Edging Embroidery

Popular Culture


Edging Embroidery

Turkish Embroidery

Handicrafts have been around since the first human beings, depending on the prevailing natural conditions. The first examples came about as a result of meeting clothing and protection needs. Later, these crafts developed and changed in line with environmental conditions and took on “traditional” characteristics by reflecting the feelings, artistic approval and cultural characteristics of the society concerned.

Handicrafts represent and promote a nation’s culture. They are thus the living specimens of the cultural identity of that country. They play a role in transferring and progressively continuing the customs, traditions and lifestyle of a country from one generation to the next. For this reason, all countries attach importance to their handicrafts and protect them as a cultural heritage from the past to future.

Anatolia is an important cradle of civilization, where many handicrafts were made and introduced to the world, in terms of the variety and quantity of those crafts.

Handcrafts reflect the taste, aesthetics, emotions, tolerance and practical nature of Turkish people. The best-known examples of traditional handicrafts, such as rugs, socks, embroidery, ornaments etc. come from the very heart of the Turkish people, and are documents in which the incredible beauty of art is laid out.

Oya (edging embroidery) is one of the most elegant examples of Turkish handicrafts and has been described as: "thin lacework” or “decorative silk or thread knitted and fringed onto women’s clothes (outdoor slippers etc.) by needle-work or else by sewing on ready-made ones.”

“Oya is the name of ornamentation knitted by a colored thread in the shape of a leaf or flower,” “Oya is a kind of lacework. It is characteristic of Türkiye. Normal lacework has two dimensions, however, whereas oya can be knitted in three. It is placed on the sides of the fabric as a decoration,” “Oya is an art that involves knitting techniques with the aim of embellishment and decoration.” One might also describe oya as a handicraft made by tools such as needles, weaver’s shuttles, awls and hair-pins and by using auxiliary objects such as silk, cotton, spangles and beads.

Oya, which is also known as, Turkish lacework became popular in Europe in the 16th century.

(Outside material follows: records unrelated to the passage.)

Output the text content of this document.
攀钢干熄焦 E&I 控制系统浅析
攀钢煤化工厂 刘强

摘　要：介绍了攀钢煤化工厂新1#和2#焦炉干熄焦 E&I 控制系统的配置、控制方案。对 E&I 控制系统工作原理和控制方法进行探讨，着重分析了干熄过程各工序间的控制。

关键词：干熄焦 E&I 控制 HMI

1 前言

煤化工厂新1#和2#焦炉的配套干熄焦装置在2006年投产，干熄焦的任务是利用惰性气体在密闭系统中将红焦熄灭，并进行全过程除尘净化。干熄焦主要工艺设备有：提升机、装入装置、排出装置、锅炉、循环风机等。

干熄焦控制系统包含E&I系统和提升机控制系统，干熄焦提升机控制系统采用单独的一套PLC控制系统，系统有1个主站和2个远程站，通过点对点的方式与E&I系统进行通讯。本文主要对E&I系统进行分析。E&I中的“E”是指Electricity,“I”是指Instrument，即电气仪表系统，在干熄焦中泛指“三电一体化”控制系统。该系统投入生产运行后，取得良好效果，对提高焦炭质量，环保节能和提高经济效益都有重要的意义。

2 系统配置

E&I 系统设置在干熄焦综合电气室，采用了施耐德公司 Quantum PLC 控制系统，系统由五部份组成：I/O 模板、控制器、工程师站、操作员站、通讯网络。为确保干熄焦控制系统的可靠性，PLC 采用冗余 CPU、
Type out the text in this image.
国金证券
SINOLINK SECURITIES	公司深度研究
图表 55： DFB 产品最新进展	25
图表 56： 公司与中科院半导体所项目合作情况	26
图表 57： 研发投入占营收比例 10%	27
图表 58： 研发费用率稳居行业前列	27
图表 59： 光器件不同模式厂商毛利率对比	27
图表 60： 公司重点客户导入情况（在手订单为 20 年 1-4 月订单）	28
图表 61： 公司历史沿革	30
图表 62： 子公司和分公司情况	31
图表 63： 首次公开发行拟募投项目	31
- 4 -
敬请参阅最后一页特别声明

It entered the French Academy Dictionary under the name of lacework in 1594, and is known in some Western languages by the same name. Research into the first appearance of lacework in Europe and its origins has shown that some knitting names were used in Aegean fairy-tales. It has been established from the examples found in the carvings in Menfiz in 1905 that the history of this art goes back some 2,000 years before Christ. In some sources it is stated that needlework was brought to Greece from Anatolia in the 12th century and passed on to Europe by way of Italy. Not enough research into oya has yet been carried out. No other similar technique exists, nor any word similar to ‘oya’ in either Eastern or Western languages

Anatolian women reflect their emotions in colours and oya. Turkish oya varies from region to region, as do the names employed for it.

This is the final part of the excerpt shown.